31 Dec Yielding – The beauty of giving & receiving.
“You can trip on a flat floor!”, my parents used to exclaim, reflecting my clumsy, gawky frame that shot up to 5’9” by the time I was thirteen years old. They weren’t wrong. The ground seemed so far away as my eyes increasingly climbed the pole of my being. While through dance and other sports I could exhibit tremendous coordination through movement, simply navigating space and gravity to hold myself upright, my entire self seemed as confused as a great dane puppy skidding across a slick tile floor.
The negotiation of gravity and space is the primary issue of our moving. All body plans from geckos to kangaroos have uncovered a tremendous solution to work with the magnetism of earth through their uniquely formed structure. From the pronking of a gazelle to the waddle of a penguin, each creature carries the history of a few million years of evolution, evolving from cellular solution to matter in ever more elegant and sophisticated patterns.
The human is the single bipedal creature. This evolutionary push has given us tremendous advantage, particularly with the use of our upper limbs. As we all re-enact this upright maneuver when we learn to walk, there is a tremendous developmental brain push and corresponding body mapping. Yet as we move away from rolling on our belly and up to the vertical discovery of walking, we can sometimes lose our connection to the earth.
There is a longing reciprocity between the earth and our feet, that is rather like the tensile support of two humans pushing hands into one another to balance weight. The sweet feeling of the equanimity of supportive forces is a concept that comes from the world of Body Mind Centering®. It is called yielding.

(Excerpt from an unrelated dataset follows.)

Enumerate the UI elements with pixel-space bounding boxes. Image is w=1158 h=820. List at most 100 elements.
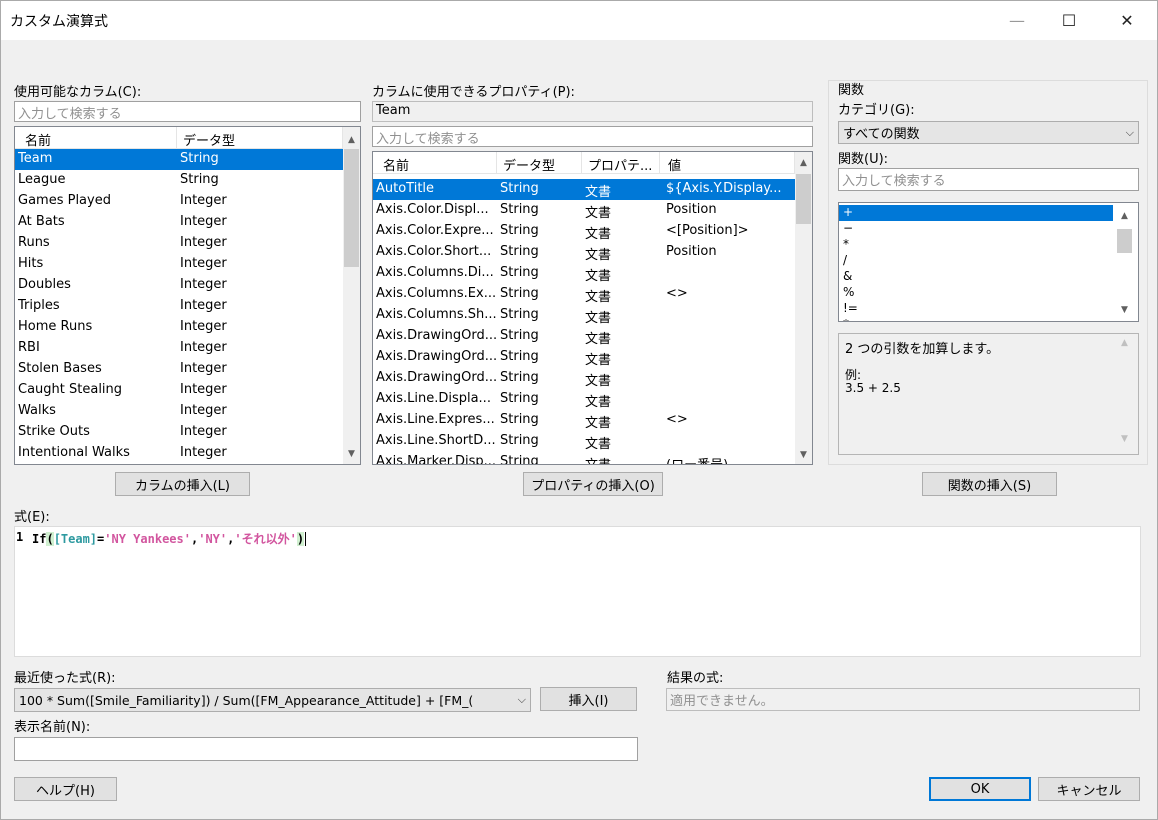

Yielding is a meta-concept. It is a balanced push-pull between forces that is demonstrated elegantly in Tai Chi or Qi Gong, the float of a butterfly through space, or the sweet curl of a baby resting into its mother’s arms. We can see it most clearly if we look at its extreme opposites: propping, which is harnessing one’s body force against gravity, in the way a military posture tenses muscles into an artificial alertness. Or collapsing, the slumped fall of the body into gravity, like a small child that has not yet found its own sense of support. Yielding is the sweet balance between the two.
I can look at my clumsiness in growing up as an extreme pendulum between propping and collapsing. If I look back at class photos, holding an erect, upper thoracic thrust forward in an attempt to appear alert and “sit up straight”, I see the superimposition of propping. Pulling myself against gravity in order to appear correct. Yet the minute my attention waned, I would find myself slouching my height, overruled by gravity’s pull. Yielding, just like the perfect slide into traffic on the freeway, is that balance between giving and receiving with the earth’s pull. It is like partners balanced in a duet dance.
In application it is not just one’s own body weight in relationship to the earth but also into the space around. The atmosphere of air. One’s hands can slide into surrounding space like a swan’s body glides evenly through water. One can yield into a room, both receiving the activity of what is in motion, and also establish enough presence to become known in the space. In asana we can give and receive our weight into the floor, bone into bone, body into space, pose into pose.
In sharing the practice of yielding with others the invitation is to melt into the easeful dance of life feeling both supported and easeful. Where do we prop? Willfully holding ourselves against gravity perhaps holding the signatures of our families of origin, our dance teachers, our own thoughts using more effort that is necessary to navigate. And where do we collapse, losing our own bodies sense of integrity, levity and vitality, perhaps holding a slight tone of helplessness or defeat.
This is the beauty of yield. My now self has made a main practice of discovering this balance between giving and receiving, and finally I have been able to feel the gift of the flat floor reaching up to support my height. I have been able to grow from an over-sized puppy into a more graceful entity traveling through space with ease.